Откинув дверную штору, из пилотской кабины вышел командир корабля, с непокрытой головой, в сапогах, стянутых по икрам «молниями», и только слегка, для видимости подсобравшись — во всей же стати его сквозило небрежение человека, повидавшего всякое начальство, — доложил:
— Егоровск через пятнадцать минут, товарищ маршал.
Капитан пошел, балансируя на крепких ногах, в хвостовой отсек.

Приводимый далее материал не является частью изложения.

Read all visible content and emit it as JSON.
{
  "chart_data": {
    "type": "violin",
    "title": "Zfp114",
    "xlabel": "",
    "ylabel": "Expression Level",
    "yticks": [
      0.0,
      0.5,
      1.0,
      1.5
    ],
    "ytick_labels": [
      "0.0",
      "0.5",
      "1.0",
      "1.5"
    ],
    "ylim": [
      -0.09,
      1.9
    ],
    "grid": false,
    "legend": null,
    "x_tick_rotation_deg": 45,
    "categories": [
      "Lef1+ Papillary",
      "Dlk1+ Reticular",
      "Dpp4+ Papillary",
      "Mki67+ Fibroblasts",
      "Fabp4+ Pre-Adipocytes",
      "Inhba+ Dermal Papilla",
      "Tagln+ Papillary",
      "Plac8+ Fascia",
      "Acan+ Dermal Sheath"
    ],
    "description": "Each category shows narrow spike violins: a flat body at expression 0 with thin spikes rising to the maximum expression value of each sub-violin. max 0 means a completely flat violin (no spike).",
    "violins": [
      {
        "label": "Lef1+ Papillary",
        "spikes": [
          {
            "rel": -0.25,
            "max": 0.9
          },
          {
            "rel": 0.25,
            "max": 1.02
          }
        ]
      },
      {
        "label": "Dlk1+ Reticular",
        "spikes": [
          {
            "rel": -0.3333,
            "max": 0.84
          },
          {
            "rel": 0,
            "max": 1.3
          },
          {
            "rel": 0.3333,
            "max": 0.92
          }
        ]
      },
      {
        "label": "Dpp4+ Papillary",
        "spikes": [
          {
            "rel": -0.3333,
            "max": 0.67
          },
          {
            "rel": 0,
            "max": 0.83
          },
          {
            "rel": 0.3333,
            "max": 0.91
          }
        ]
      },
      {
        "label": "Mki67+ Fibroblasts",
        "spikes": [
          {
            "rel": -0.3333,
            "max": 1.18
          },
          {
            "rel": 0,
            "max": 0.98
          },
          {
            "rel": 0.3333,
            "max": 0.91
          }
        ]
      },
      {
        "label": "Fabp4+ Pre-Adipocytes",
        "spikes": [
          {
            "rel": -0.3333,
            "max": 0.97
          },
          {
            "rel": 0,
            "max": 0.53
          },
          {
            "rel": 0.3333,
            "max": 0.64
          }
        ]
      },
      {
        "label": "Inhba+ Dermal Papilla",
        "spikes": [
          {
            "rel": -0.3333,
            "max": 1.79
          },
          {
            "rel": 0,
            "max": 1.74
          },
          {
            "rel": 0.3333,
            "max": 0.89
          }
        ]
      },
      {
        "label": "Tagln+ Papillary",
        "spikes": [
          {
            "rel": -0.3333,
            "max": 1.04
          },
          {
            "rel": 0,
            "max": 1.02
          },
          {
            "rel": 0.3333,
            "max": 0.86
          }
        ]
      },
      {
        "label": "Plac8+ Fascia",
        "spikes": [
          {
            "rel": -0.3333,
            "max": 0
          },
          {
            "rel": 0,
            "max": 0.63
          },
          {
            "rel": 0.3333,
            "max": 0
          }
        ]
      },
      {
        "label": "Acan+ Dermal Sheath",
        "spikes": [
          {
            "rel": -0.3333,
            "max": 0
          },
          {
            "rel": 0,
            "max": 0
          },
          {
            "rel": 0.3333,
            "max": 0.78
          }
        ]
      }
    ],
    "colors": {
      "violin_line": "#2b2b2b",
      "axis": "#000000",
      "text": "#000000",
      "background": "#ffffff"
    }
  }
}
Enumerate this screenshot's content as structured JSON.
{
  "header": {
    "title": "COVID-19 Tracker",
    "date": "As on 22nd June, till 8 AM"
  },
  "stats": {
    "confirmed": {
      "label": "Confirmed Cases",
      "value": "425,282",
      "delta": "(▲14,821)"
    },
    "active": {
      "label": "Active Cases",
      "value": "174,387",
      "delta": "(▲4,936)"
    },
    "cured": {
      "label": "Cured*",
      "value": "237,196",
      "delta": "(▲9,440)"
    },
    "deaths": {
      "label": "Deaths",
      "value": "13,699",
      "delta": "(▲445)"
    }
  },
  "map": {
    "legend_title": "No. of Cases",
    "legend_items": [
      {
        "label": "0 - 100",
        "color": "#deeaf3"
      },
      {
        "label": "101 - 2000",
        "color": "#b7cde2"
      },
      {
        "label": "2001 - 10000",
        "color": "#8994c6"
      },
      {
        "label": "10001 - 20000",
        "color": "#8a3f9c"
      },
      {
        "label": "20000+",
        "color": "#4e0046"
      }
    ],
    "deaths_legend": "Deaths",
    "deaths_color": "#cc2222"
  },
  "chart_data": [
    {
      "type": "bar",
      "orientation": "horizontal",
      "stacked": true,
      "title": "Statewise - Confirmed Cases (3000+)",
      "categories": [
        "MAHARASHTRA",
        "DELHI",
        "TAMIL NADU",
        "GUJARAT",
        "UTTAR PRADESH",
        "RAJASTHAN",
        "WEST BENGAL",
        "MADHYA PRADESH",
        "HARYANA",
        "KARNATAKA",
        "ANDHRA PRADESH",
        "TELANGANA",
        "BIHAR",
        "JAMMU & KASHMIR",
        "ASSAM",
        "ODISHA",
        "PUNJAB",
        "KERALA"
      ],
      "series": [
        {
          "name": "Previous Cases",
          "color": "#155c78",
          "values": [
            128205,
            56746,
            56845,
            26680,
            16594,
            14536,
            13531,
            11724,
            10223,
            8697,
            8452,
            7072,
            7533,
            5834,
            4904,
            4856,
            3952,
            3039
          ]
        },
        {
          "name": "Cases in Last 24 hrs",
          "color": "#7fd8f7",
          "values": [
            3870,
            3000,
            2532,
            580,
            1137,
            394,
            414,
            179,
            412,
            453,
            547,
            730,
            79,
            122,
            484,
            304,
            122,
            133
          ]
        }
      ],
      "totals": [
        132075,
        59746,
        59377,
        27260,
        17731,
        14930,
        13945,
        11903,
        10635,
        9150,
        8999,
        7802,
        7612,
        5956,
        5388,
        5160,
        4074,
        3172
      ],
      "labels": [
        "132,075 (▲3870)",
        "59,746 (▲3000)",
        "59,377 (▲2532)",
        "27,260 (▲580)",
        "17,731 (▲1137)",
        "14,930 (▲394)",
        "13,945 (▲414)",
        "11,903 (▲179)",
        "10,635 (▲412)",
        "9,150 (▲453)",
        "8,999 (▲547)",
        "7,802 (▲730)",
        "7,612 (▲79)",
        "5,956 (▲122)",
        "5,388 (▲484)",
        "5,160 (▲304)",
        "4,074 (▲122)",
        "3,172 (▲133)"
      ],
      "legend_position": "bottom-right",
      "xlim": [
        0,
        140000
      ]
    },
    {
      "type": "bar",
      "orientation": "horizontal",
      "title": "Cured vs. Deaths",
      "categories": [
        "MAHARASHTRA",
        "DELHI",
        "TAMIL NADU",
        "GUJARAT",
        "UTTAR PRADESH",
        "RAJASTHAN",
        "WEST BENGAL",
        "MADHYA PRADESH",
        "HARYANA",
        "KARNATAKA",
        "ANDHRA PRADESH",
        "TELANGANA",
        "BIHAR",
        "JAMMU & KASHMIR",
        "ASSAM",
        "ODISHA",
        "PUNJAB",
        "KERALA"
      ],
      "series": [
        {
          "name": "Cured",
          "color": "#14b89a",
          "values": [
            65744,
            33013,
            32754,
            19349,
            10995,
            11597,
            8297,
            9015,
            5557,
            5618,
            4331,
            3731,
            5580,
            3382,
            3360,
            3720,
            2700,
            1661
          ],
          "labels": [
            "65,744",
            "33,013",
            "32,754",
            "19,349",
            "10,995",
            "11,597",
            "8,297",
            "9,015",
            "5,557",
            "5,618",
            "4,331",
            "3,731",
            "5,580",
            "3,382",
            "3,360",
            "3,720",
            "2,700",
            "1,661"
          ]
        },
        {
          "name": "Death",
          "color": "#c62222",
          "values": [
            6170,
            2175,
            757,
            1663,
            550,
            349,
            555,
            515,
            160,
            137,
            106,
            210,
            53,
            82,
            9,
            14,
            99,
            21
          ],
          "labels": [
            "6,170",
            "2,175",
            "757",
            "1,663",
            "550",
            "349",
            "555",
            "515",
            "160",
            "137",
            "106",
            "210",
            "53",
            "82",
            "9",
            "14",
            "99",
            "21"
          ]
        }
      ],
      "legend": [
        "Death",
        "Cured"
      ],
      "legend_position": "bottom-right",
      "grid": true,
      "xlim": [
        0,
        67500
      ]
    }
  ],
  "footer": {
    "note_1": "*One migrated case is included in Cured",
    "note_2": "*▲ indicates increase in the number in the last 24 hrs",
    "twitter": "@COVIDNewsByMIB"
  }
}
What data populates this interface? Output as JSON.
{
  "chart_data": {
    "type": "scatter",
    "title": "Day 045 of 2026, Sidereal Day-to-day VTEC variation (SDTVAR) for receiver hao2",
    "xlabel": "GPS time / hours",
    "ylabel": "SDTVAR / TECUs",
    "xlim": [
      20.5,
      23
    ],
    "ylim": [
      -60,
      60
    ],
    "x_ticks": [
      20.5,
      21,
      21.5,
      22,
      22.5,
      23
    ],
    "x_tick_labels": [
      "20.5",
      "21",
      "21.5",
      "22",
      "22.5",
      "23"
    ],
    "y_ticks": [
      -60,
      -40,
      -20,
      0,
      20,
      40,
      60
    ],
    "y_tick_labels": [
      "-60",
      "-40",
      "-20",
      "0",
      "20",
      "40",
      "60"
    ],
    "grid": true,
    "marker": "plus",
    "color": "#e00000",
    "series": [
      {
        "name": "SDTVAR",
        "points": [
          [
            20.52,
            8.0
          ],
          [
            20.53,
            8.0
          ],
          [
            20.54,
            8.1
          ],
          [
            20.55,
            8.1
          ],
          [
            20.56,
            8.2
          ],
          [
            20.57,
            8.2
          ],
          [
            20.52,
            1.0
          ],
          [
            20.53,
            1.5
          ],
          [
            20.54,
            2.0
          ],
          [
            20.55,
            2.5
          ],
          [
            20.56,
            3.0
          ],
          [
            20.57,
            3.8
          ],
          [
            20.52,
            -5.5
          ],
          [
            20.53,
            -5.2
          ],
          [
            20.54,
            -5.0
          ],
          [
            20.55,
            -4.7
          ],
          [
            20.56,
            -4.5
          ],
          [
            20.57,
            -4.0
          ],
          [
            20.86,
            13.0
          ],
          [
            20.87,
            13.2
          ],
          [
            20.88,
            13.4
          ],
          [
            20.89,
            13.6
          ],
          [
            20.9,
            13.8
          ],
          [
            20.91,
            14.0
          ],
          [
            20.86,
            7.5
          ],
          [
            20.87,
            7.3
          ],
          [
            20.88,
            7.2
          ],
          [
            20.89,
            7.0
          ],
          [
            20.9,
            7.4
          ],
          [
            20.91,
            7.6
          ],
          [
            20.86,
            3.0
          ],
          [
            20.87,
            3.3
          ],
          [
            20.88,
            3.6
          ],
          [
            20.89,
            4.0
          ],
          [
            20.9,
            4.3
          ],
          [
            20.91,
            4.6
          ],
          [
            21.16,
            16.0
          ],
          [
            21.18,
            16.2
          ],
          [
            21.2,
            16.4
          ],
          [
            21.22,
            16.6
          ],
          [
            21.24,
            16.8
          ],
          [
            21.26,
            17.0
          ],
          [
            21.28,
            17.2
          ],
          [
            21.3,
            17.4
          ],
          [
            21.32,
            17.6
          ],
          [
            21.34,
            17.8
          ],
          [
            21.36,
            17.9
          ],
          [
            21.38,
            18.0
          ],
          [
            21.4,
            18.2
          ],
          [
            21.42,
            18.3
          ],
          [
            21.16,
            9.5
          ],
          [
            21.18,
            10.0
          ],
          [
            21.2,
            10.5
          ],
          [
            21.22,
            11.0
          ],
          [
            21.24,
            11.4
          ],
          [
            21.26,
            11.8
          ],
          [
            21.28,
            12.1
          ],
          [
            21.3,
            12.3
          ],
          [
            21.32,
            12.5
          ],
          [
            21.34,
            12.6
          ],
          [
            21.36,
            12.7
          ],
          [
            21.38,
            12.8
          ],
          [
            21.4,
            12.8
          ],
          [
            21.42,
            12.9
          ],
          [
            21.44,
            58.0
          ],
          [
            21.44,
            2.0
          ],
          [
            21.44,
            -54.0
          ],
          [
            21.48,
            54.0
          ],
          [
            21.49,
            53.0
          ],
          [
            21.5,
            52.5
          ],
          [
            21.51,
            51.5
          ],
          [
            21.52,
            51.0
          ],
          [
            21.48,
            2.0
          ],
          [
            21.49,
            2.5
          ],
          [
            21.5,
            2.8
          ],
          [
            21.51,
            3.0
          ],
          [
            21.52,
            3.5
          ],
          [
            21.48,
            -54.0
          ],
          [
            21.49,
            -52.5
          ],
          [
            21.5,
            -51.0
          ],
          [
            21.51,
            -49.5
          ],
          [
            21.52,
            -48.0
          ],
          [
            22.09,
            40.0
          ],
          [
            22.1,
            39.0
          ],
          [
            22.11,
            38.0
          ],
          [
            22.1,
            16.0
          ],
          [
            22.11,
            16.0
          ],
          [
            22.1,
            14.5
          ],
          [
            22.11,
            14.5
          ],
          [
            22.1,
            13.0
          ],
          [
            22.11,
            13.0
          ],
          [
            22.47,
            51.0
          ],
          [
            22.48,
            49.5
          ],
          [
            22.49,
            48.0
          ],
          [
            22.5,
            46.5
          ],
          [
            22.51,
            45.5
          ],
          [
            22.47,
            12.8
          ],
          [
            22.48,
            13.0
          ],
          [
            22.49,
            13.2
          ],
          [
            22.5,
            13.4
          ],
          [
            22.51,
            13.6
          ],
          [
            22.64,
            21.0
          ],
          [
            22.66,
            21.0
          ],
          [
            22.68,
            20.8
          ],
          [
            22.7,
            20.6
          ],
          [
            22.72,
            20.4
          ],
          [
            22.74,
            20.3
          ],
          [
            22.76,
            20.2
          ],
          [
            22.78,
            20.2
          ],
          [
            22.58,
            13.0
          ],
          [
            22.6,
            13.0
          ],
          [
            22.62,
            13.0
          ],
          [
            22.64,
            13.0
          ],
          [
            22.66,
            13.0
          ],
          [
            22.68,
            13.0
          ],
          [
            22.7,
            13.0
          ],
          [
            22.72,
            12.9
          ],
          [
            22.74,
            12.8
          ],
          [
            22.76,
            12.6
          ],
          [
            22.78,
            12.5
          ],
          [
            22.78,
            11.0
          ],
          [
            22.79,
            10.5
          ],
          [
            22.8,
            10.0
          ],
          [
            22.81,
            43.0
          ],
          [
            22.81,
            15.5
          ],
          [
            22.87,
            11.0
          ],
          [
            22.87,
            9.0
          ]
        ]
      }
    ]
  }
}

Янов, проводив его взглядом из-под прикрытых век, почему-то неожиданно подумал: не он ли, этот капитан, отвозил его в один из дальних округов? Маршал артиллерии — и заместителем командующего округом. Три года... Да, кажется, именно на этом самолете, честь, так сказать, известная оказывалась... Стой, стой! Уж не случилось ли и у тебя перекоса в сознании? Несправедливо? Некоторые думают: мол, затаил обиду, иначе и не может, иначе противоестественно, непонятно. А он принял то как должное, как справедливое, потому что действительно был виноват, подписав акт Государственной комиссии, и пушки были Модеста Петровича, старого друга и приятеля. Что ж, это теперь все понятно, а тогда сам по себе факт (отовсюду поступавшие тревожные сообщения — пушки выходят из строя) представлялся, да и не только представлялся, а объективно был катастрофой. И ему ли таить обиду, ему ли, видевшему реальную цену непредвиденной катастрофы? Он не только тогда, но и сейчас признает: та мера, выпавшая на его долю, просто малая, незначительная. Нет, такое понимание той меры не было следствием рефлексии, следствием самоуничижения — это вытекало из его веры, его убеждения коммуниста, старого, кадрового военного.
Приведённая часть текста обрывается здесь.